In the same way, the SSHA score of male student $M$has no bearing on the SSHA score of female student $F.$

Part(b) Step 1 : Given Information 

Given :

$F\mathrm{and}M$are independent random variables.

For$F$ :

Mean, ${\mu }_F=120$

Standard deviation,${\sigma }_F=28$

For$M$ :

Mean, ${\mu }_M=105$

Standard deviation, ${\sigma }_M=35$

Part(b) Step 2 : Simplification 

Mean difference is :

$$\begin{gathered} {\mu }_{F-M}={\mu }_F-{\mu }_M \\ =120–105 \\ =15 \end{gathered}$$

The variance of the difference is equal to the sum of the variances of the random variables when they are independent.

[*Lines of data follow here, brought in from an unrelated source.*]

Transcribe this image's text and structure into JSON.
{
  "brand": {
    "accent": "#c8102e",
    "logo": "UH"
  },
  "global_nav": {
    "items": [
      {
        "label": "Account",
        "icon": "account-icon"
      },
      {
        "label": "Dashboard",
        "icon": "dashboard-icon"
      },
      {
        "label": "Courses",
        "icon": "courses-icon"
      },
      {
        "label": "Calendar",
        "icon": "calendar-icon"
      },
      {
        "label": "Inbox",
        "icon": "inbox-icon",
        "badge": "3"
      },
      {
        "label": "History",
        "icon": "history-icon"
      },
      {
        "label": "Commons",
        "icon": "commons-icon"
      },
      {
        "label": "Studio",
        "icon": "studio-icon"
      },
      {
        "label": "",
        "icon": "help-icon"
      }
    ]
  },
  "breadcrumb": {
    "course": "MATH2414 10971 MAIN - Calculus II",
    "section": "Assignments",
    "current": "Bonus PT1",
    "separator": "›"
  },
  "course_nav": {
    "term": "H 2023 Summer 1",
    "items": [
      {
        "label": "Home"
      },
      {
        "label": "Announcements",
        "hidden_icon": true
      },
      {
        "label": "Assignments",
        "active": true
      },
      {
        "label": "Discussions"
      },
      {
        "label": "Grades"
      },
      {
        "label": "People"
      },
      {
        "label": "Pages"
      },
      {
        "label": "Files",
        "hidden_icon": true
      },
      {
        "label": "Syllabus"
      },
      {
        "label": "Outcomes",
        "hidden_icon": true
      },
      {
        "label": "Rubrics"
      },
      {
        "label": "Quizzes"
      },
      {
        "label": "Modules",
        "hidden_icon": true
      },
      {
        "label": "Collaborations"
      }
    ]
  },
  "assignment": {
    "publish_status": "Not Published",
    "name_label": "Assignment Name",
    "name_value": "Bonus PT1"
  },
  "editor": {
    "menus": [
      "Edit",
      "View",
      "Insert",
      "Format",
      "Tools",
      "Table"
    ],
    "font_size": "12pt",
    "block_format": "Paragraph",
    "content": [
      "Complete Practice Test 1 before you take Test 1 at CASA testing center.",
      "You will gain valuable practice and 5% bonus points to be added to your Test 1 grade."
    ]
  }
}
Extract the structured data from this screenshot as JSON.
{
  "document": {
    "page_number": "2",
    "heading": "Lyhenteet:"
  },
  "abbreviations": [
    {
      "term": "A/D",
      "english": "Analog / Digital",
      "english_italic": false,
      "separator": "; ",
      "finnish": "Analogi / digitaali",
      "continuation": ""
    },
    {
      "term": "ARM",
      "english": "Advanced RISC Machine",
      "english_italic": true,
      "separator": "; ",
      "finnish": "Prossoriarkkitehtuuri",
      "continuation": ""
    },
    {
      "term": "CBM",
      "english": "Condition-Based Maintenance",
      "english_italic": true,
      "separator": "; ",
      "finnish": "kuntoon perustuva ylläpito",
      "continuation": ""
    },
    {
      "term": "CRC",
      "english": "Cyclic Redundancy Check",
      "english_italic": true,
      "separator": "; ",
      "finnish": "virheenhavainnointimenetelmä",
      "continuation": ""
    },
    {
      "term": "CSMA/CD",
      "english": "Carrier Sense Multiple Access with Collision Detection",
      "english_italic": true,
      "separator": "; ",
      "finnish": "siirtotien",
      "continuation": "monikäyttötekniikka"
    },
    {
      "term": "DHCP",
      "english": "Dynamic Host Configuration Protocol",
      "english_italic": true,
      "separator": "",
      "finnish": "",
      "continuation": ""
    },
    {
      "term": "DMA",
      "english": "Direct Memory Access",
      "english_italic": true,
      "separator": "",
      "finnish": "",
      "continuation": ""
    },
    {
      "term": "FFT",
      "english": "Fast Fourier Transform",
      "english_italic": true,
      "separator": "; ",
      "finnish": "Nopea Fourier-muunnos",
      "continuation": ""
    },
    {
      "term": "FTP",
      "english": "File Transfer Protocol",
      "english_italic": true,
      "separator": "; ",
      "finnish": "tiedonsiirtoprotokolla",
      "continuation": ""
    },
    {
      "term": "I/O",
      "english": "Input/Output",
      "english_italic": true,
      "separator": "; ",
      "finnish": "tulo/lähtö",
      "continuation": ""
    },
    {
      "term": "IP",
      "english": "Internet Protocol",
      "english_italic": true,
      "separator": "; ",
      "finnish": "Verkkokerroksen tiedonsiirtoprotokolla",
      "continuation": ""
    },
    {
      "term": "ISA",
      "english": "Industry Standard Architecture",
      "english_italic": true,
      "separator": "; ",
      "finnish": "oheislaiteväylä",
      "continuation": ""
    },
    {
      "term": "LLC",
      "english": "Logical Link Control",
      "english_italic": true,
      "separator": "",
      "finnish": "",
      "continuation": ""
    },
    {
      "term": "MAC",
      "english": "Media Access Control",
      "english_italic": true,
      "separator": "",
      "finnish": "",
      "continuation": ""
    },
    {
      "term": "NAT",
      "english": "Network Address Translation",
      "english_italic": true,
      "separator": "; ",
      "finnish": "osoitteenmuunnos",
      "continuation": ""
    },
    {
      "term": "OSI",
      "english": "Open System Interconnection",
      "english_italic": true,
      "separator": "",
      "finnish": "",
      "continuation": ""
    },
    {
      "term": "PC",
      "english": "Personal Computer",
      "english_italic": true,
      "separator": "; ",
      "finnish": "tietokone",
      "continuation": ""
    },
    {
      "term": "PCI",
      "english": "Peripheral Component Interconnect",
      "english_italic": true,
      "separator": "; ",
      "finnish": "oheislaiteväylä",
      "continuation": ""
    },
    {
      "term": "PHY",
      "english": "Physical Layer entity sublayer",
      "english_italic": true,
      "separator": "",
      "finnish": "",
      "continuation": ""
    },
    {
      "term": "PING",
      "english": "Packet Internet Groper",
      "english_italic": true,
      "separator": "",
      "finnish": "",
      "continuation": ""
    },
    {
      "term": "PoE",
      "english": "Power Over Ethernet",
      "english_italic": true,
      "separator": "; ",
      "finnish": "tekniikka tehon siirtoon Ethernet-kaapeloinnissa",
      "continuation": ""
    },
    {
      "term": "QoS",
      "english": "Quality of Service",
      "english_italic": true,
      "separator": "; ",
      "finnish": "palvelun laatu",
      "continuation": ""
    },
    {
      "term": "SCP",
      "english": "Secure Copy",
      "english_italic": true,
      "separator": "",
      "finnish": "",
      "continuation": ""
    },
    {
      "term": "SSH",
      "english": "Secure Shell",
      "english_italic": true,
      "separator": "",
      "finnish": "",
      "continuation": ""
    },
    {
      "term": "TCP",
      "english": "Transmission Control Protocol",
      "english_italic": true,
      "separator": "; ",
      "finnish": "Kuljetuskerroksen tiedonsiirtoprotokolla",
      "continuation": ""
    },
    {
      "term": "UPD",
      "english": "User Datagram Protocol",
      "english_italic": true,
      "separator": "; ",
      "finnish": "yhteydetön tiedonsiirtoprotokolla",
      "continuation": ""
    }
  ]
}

$$\begin{gathered} {{\sigma }^2}_{F-M}={{\sigma }^2}_F+{{\sigma }^2}_M \\ ={\left(28\right)}^2+{\left(35\right)}^2 \\ =2009 \end{gathered}$$

We also know that the standard deviation equals the variance squared:

$$\begin{gathered} {\sigma }_{F-M}=\sqrt{{{\sigma }^2}_{F-M}} \\ =\sqrt{2009} \\ \approx \mathbf{44}\mathbf{.}\mathbf{8219} \end{gathered}$$

Part(c) Step 1 : Given Information 

Given :

$F\mathrm{and}M$are independent random variables.

For$F:$

Mean, ${\mu }_F=120$

Standard deviation,${\sigma }_F=28$

For$M$ :

Mean,${\mu }_M=105$

Standard deviation, ${\sigma }_M=35$

Part(c) Step 2 : Simplification 

Part (b) revealed that the $F-M$difference had a mean of $15$points and a standard deviation of $44.8219$points.

Because the $M$distribution's distribution is unknown.

As a result, the difference $F-M$distribution cannot be calculated.

As a result, determining the likelihood that a female student will receive a higher SSHA score than a male student is impossible.